62

Montsaunès, France

‘Maintenant!’ Bronson shouted. ‘Vite!

He jumped to the side, putting his body between Angela and the two armed men.

Khaled and Farooq pulled the triggers of their pistols virtually simultaneously, the double report thunderous in the confined space.

Bronson staggered backwards as the two bullets slammed into his chest, knocking him down. His fall took Angela with him. She tumbled on to the stone floor, cracking the back of her head, and lay still as Bronson’s dead weight awkwardly covered her body.

Neither Iraqi got a chance to fire a second time. Even as they were shifting the aim of their weapons, two black-clad men stepped down the staircase, silenced sub-machine guns in their hands. When they fired their weapons, the reports sounded like flat metallic slaps, but the effects were devastating. Khaled and Farooq danced briefly and clumsily as the subsonic nine-millimetre bullets slammed into them, before both collapsed to the stone floor.
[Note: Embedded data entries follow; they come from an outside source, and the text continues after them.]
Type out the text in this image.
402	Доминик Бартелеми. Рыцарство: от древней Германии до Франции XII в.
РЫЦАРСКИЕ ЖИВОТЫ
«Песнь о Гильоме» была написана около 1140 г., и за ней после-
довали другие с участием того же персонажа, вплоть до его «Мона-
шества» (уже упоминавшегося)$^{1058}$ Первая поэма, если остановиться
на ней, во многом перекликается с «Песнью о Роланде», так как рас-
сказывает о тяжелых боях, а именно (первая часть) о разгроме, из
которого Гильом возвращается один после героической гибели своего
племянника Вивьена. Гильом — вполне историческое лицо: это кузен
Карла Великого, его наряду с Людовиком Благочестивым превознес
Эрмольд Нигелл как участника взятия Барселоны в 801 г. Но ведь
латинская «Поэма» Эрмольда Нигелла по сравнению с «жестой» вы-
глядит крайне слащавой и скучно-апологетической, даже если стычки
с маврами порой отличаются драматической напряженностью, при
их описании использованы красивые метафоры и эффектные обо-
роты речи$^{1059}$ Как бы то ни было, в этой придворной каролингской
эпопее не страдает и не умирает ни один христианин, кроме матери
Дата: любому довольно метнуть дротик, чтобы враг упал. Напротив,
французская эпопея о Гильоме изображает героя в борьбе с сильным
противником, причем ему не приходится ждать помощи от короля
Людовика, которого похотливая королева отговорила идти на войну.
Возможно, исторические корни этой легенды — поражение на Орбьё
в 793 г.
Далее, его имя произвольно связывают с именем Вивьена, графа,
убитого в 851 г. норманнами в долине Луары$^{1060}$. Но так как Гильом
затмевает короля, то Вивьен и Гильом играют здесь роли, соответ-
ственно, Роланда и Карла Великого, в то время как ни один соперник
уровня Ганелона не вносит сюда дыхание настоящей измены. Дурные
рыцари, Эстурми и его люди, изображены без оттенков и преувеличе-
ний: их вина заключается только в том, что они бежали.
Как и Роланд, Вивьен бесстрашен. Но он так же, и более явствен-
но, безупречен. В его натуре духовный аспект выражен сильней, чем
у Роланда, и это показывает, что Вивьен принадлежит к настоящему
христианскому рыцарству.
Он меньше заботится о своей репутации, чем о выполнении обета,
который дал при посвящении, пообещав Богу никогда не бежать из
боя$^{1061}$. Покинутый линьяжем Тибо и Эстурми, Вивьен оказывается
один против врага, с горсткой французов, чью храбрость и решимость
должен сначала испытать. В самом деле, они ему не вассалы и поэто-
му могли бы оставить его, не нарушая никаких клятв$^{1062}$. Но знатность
From the chapel above, similar sounds could be heard, silenced weapons firing followed by the heavy thud of bodies falling to the ground.

One of the newcomers walked over to the splayed bodies of the two Iraqis, the muzzle of his weapon aimed straight at them, while the other one strode across to where Bronson and Angela lay in an untidy tangle of limbs.

His face pinched with concern, he bent over the two silent figures.

‘Monsieur Bronson,’ he said, and reached out to feel the Englishman’s neck, checking for a pulse.

Then he straightened up again, a slight smile crossing his face as Bronson groaned and struggled to move, his hand rubbing his chest. He sat up, clearly trying to catch his breath, then glanced down and behind him at Angela.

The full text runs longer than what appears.